Containment involves tracking the dissemination of a disease within a community, and then using isolation and individual quarantines to keep people who have been infected by, or exposed to, the disease, from spreading it and that eliminates the possibility of further transmission.

BOJ also noted that in the past century, there have been four pandemics caused by an emergence of new influenza viruses. As a result, most research and guidance around pandemics is specific to influenza, but it said the same premises can be applied to the current COVID-19 pandemic.

Pandemics begin with an investigation phase, followed by recognition, initiation, and acceleration phases. In the epidemiological curve, the peak of illnesses occurs at the end of the acceleration phase, which is followed by a deceleration phase, during which there is a decline in illnesses.

Flattening the curve on new virus cases has been the main goal of administrations across the world, to reduce pressure on their healthcare systems.

The BOJ also noted that as at May 10, more than 3.9 million cases of COVID-19 were diagnosed globally, with over 274,000 fatalities. Not every country has reacted to the coronavirus pandemic in the same way as there are complex geographic, demographic and political factors at play that may make one country more susceptible to a surge in cases than another.

According to the report, countries were able to effectively contain the severe acute respiratory syndrome, SARS, outbreak of 2003 in approximately six months as there were no new cases reported by July 2003. The containment was done through syndromic surveillance, prompt isolation of patients, strict enforcement of quarantine of all contacts, and community quarantine efforts.

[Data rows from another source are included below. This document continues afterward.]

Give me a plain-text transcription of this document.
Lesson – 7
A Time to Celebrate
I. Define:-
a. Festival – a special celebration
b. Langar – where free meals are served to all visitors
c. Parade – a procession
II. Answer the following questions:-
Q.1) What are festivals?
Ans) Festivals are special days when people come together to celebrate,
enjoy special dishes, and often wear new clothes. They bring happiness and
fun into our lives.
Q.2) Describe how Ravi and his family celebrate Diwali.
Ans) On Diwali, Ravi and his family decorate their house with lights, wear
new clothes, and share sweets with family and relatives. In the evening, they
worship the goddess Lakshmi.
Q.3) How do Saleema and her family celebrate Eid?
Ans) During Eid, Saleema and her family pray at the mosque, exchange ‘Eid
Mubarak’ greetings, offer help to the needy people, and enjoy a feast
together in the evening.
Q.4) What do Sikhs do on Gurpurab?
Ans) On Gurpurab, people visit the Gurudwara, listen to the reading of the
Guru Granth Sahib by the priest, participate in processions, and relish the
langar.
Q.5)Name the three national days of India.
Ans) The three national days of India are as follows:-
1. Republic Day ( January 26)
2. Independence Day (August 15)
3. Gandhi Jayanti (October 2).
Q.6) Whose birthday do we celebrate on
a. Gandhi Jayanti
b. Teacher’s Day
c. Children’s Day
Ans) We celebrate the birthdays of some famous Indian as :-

“With similar containment efforts being implemented for the novel coronavirus, analysts have projected for the virus to be contained by June 2020,” the BOJ said.

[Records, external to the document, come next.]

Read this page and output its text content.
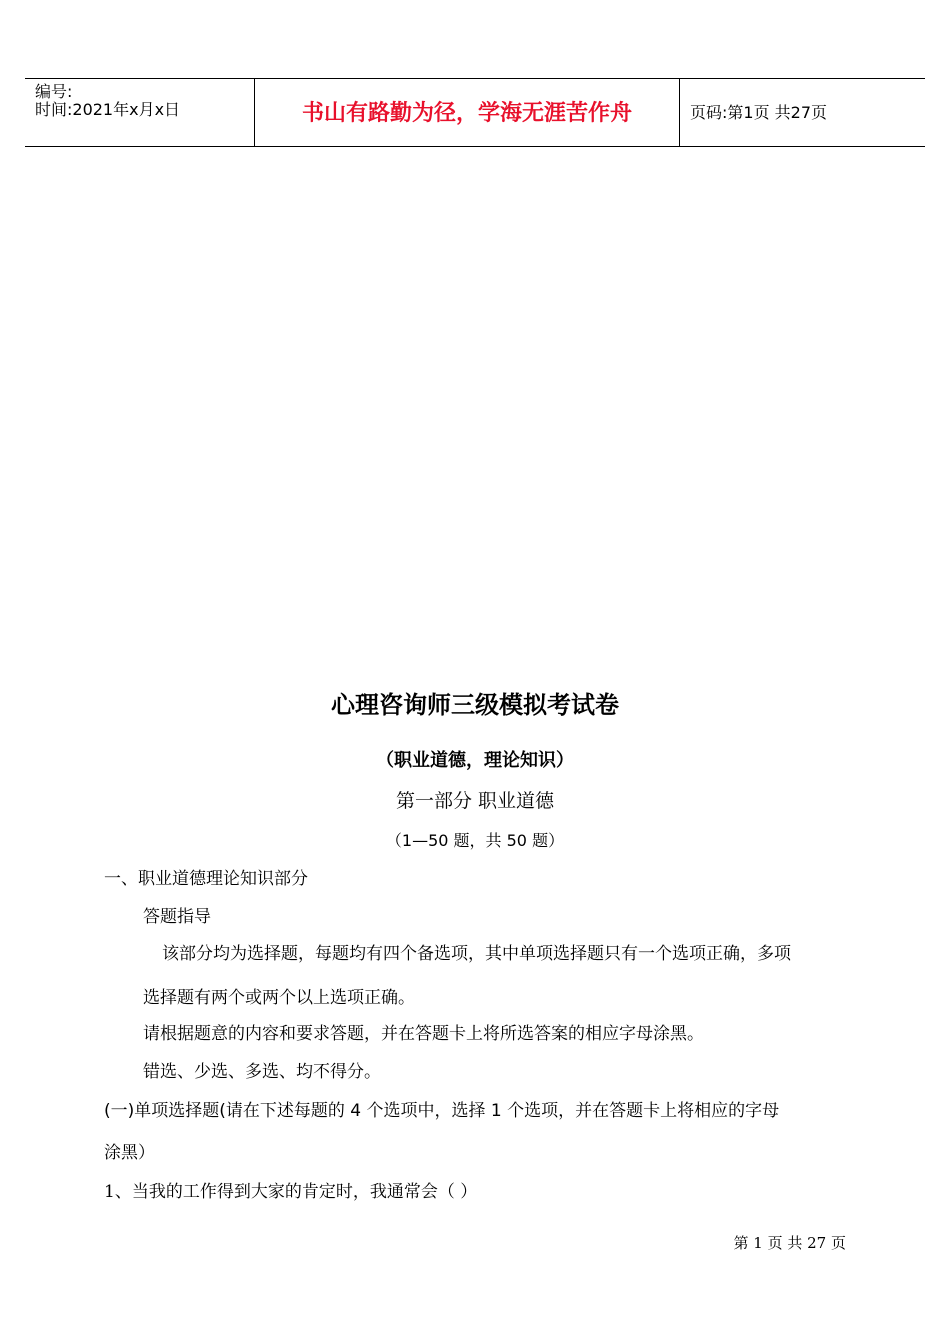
编号:
时间:2021年x月x日	书山有路勤为径，学海无涯苦作舟	页码:第1页 共27页
心理咨询师三级模拟考试卷
（职业道德，理论知识）
第一部分 职业道德
（1—50 题，共 50 题）
一、职业道德理论知识部分
答题指导
该部分均为选择题，每题均有四个备选项，其中单项选择题只有一个选项正确，多项
选择题有两个或两个以上选项正确。
请根据题意的内容和要求答题，并在答题卡上将所选答案的相应字母涂黑。
错选、少选、多选、均不得分。
(一)单项选择题(请在下述每题的 4 个选项中，选择 1 个选项，并在答题卡上将相应的字母
涂黑）
1、当我的工作得到大家的肯定时，我通常会（ ）
第 1 页 共 27 页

Further, it has been reported that the clinical trials for a COVID-19 vaccine have commenced in a number of countries.

Since the first reports of cases from Wuhan, China, at the end of 2019, more than 84,000 COVID-19 cases have been reported in that country. A joint WHO-China fact-finding mission estimated that the epidemic in China peaked between late January and early February of this year, and that the rate of new cases had declined substantially by early March.

The BOJ says the economic recovery under way in China gives some useful pointers to what lies ahead for the rest of the world. In particular, the early lockdown to contain the virus in China enabled a rapid return to work, and the initial rebound in economic activity there was fairly fast, even though the recovery has been uneven, as service sector activity is more subdued.

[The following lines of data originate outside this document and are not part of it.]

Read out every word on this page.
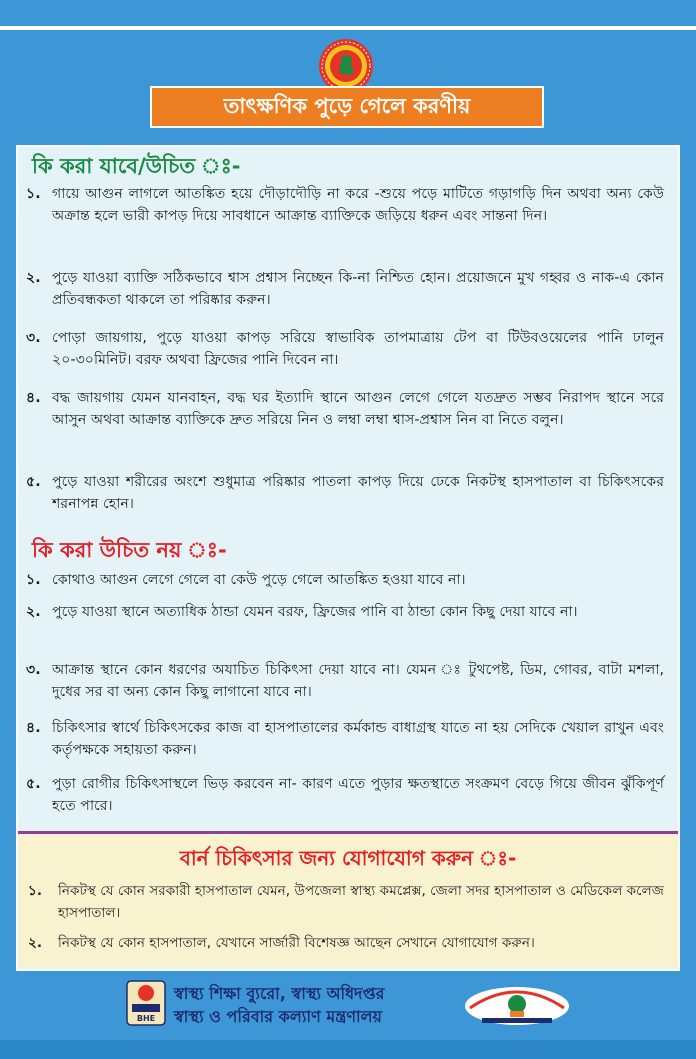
তাৎক্ষণিক পুড়ে গেলে করণীয়
কি করা যাবে/উচিত ঃ-
১. গায়ে আগুন লাগলে আতঙ্কিত হয়ে দৌড়াদৌড়ি না করে -শুয়ে পড়ে মাটিতে গড়াগড়ি দিন অথবা অন্য কেউ অক্রান্ত হলে ভারী কাপড় দিয়ে সাবধানে আক্রান্ত ব্যাক্তিকে জড়িয়ে ধরুন এবং সান্তনা দিন।
২. পুড়ে যাওয়া ব্যাক্তি সঠিকভাবে শ্বাস প্রশ্বাস নিচ্ছেন কি-না নিশ্চিত হোন। প্রয়োজনে মুখ গহ্বর ও নাক-এ কোন প্রতিবন্ধকতা থাকলে তা পরিষ্কার করুন।
৩. পোড়া জায়গায়, পুড়ে যাওয়া কাপড় সরিয়ে স্বাভাবিক তাপমাত্রায় টেপ বা টিউবওয়েলের পানি ঢালুন ২০-৩০মিনিট। বরফ অথবা ফ্রিজের পানি দিবেন না।
৪. বদ্ধ জায়গায় যেমন যানবাহন, বদ্ধ ঘর ইত্যাদি স্থানে আগুন লেগে গেলে যতদ্রুত সম্ভব নিরাপদ স্থানে সরে আসুন অথবা আক্রান্ত ব্যাক্তিকে দ্রুত সরিয়ে নিন ও লম্বা লম্বা শ্বাস-প্রশ্বাস নিন বা নিতে বলুন।
৫. পুড়ে যাওয়া শরীরের অংশে শুধুমাত্র পরিষ্কার পাতলা কাপড় দিয়ে ঢেকে নিকটস্থ হাসপাতাল বা চিকিৎসকের শরনাপন্ন হোন।
কি করা উচিত নয় ঃ-
১. কোথাও আগুন লেগে গেলে বা কেউ পুড়ে গেলে আতঙ্কিত হওয়া যাবে না।
২. পুড়ে যাওয়া স্থানে অত্যাধিক ঠান্ডা যেমন বরফ, ফ্রিজের পানি বা ঠান্ডা কোন কিছু দেয়া যাবে না।
৩. আক্রান্ত স্থানে কোন ধরণের অযাচিত চিকিৎসা দেয়া যাবে না। যেমন ঃ টুথপেষ্ট, ডিম, গোবর, বাটা মশলা, দুধের সর বা অন্য কোন কিছু লাগানো যাবে না।
৪. চিকিৎসার স্বার্থে চিকিৎসকের কাজ বা হাসপাতালের কর্মকান্ড বাধাগ্রস্থ যাতে না হয় সেদিকে খেয়াল রাখুন এবং কর্তৃপক্ষকে সহায়তা করুন।
৫. পুড়া রোগীর চিকিৎসাস্থলে ভিড় করবেন না- কারণ এতে পুড়ার ক্ষতস্থাতে সংক্রমণ বেড়ে গিয়ে জীবন ঝুঁকিপূর্ণ হতে পারে।
বার্ন চিকিৎসার জন্য যোগাযোগ করুন ঃ-
১.	নিকটস্থ যে কোন সরকারী হাসপাতাল যেমন, উপজেলা স্বাস্থ্য কমপ্লেক্স, জেলা সদর হাসপাতাল ও মেডিকেল কলেজ হাসপাতাল।
২.	নিকটস্থ যে কোন হাসপাতাল, যেখানে সার্জারী বিশেষজ্ঞ আছেন সেখানে যোগাযোগ করুন।
BHE
স্বাস্থ্য শিক্ষা ব্যুরো, স্বাস্থ্য অধিদপ্তর
স্বাস্থ্য ও পরিবার কল্যাণ মন্ত্রণালয়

Regarding the United States, the BOJ said that country appears to be in its peak phase of the epidemiological curve for COVID-19, and the federal government has given state governors guidance on reopening their economies in the coming months.

“Based on the fact that the SARS outbreak lasted approximately six months and that China, where the virus first appeared, was able to start easing lockdown measures by end-March 2020, there is support for the possibility that the COVID-19 outbreak will be contained by end-June 2020 and that global economies will gradually reopen subsequently,” the central bank said.

“Despite this, levels of economic activity in much of the global economy will remain below those observed in the December 2019 quarter due to the likely controlled reopening of certain sectors,” it added.

The BOJ said the risks to that outlook are skewed to the downside as there is still no effective treatment for the virus or a vaccine. “Therefore, a return of aggressive containment measures in the second half of 2020 is not ruled out,” the central bank said.